The statewide teachers’ union, Education Minnesota, predicts between 500 and 800 teachers lost their jobs in June upon the completion of their contracts. The teacher supply in Minnesota massively overwhelms the demand, as the state grants around 10,000 new teacher’s licenses each year while only 1,500 teachers annually decide to retire.

The agreement between the schools and the teachers’ union necessitates the first layoffs coming from the pool of untenured teachers, in a state where teachers attain tenure by working in a district for three years. This means that fresh, new faces in Minnesota's teaching pool may be forced out of jobs, leaving older teaching staffs intact.

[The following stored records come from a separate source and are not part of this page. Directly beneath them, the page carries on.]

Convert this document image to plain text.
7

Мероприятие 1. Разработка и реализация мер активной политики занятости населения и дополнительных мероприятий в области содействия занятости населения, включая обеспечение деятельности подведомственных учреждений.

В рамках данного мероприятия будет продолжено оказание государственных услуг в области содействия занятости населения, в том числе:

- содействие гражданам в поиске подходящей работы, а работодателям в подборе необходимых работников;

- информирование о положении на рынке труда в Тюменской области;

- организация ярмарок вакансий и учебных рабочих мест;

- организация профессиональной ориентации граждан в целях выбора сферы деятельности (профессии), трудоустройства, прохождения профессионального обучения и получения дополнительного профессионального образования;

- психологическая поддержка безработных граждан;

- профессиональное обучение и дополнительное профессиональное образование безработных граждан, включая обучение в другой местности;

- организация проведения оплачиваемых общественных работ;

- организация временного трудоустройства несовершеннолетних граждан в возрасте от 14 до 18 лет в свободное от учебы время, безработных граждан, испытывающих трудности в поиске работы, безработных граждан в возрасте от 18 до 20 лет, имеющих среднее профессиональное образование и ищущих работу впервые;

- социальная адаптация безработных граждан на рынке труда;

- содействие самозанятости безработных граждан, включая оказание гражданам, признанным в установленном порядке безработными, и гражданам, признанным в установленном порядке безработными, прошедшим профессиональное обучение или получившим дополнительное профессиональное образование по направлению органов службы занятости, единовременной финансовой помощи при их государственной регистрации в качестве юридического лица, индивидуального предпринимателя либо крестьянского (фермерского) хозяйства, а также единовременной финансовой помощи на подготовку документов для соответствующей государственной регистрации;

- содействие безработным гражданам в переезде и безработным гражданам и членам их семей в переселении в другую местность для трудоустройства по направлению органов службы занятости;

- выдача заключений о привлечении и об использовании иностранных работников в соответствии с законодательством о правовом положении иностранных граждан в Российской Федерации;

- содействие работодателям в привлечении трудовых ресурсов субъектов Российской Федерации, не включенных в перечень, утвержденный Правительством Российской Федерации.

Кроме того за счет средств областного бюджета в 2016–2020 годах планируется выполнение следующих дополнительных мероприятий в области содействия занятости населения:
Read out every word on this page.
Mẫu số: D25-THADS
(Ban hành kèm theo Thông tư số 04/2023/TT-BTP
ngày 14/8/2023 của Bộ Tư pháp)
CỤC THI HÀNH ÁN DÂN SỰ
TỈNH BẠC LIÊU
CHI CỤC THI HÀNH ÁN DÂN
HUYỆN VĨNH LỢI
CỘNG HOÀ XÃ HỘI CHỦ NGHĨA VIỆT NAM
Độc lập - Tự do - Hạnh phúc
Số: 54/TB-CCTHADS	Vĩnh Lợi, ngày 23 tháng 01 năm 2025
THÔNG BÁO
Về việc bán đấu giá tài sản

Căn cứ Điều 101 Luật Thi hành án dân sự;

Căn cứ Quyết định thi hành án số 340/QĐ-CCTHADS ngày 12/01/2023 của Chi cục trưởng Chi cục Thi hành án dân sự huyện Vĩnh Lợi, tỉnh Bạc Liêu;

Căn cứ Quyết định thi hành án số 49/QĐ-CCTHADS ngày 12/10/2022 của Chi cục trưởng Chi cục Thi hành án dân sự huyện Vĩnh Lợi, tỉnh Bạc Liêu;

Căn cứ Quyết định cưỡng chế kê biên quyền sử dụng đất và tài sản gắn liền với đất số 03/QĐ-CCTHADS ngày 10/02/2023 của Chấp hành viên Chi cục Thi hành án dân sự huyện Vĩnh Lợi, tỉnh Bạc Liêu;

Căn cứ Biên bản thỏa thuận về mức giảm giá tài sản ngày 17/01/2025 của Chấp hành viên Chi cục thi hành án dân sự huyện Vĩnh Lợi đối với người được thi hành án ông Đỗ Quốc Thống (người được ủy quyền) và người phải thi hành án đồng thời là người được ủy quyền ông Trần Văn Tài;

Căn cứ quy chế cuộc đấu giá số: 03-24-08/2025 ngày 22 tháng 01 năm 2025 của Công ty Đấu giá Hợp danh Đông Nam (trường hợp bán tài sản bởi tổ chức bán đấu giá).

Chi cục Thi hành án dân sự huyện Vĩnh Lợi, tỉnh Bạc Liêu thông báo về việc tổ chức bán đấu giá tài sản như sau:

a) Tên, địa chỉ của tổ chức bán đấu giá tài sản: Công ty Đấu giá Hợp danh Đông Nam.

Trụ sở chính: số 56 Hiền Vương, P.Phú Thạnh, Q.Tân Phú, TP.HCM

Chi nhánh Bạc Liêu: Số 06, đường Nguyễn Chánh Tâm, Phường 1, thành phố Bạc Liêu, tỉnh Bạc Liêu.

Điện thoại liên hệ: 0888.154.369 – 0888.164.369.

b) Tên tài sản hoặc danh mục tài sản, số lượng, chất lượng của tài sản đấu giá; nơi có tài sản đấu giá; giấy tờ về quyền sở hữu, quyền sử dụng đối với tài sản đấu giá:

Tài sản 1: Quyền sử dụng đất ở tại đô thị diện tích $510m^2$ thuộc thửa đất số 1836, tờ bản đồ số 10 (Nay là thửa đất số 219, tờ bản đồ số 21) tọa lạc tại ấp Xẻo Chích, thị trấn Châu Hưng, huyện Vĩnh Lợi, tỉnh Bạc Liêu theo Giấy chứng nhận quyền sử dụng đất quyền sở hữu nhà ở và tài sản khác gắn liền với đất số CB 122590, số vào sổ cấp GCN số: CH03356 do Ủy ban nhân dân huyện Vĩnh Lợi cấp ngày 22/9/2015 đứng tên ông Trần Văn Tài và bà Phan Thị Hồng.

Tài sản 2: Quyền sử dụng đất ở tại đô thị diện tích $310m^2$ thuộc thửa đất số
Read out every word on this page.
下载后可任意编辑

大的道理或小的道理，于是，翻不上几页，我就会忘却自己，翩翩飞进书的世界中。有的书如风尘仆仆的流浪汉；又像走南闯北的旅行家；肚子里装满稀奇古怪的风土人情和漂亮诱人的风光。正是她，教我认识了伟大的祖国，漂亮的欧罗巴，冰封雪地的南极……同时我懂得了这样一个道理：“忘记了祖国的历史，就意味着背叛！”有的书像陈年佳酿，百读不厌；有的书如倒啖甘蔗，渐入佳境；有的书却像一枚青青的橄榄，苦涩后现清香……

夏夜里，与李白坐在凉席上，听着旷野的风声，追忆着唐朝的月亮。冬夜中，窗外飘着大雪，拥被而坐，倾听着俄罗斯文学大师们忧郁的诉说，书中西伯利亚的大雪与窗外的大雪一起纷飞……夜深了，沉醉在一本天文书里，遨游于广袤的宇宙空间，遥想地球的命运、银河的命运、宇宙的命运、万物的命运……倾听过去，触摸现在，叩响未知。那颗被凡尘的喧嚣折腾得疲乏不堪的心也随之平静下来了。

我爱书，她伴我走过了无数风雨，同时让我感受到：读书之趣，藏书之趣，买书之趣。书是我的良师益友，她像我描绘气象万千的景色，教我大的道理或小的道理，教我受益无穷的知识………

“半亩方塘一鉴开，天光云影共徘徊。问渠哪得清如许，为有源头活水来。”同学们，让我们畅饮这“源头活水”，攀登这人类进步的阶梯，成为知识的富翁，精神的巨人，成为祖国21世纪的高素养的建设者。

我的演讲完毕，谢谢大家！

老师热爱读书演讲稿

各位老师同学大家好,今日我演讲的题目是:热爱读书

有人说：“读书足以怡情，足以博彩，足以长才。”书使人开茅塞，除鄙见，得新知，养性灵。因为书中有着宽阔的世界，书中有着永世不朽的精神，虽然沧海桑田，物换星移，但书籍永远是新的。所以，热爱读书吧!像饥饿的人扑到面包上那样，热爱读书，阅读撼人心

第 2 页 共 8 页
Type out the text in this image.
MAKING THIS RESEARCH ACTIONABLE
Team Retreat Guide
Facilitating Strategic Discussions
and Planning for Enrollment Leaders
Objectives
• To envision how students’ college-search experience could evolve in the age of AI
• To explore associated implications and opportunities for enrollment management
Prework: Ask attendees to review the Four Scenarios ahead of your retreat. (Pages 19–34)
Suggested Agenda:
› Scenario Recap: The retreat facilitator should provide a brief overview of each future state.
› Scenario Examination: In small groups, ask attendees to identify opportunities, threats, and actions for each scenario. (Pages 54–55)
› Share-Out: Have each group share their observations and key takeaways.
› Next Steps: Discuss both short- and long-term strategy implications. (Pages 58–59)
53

Math, science, and special education, however, are three areas in which teachers are experiencing a reprieve. Jessica Bro is a math teacher in Oakdale who lost her job in May and found a new teaching job before school let out for summer. She said, "I went into math for the security of it. Everybody needs a math and science teacher. You're basically guaranteed a job."

2 Comments

Why on earth are Schools of Education graduating such a surplus of teachers? Knowing that the likelihood of a job is remote, it hardly seems fair to take a student's money. Why aren't counselors advising aspiring teachers that unemployment awaits them? It seems unethical to continue accepting so many students into teaching programs.

Please don't expect more experienced teachers to give up their positions so that new 'young' teachers can be hired.

If teachers are to devote years of study and hard work to their profession, they need to feel that they have a longer than a year or two of a future in teaching. They also need to know they can pay their bills.

I too as of June 2009 have been out of work in MN. I have successfully taught every area of Industrial Technology and have had an excellent time. I do hold claim to being the first IT female shop teacher in seven high schools now. I see two things happening with the hiring processes. Hire teachers as substitutes with no contract, no benefits, and maybe an improper license. Also I see young teachers hired and consistently fired and turned out so that the districts can save money, keeping only the connected teachers. So a person like myself who just wants to help out, ends up traveling and getting older. I am now working on my second summer house rental flip, and doing well. Next year looks even bleaker for teachers due to how the district budgets usually react financially a year delayed to the economy. Signed by a very skilled artist/gypsy with only my real-estate knowledge to give me hope for the stability of career.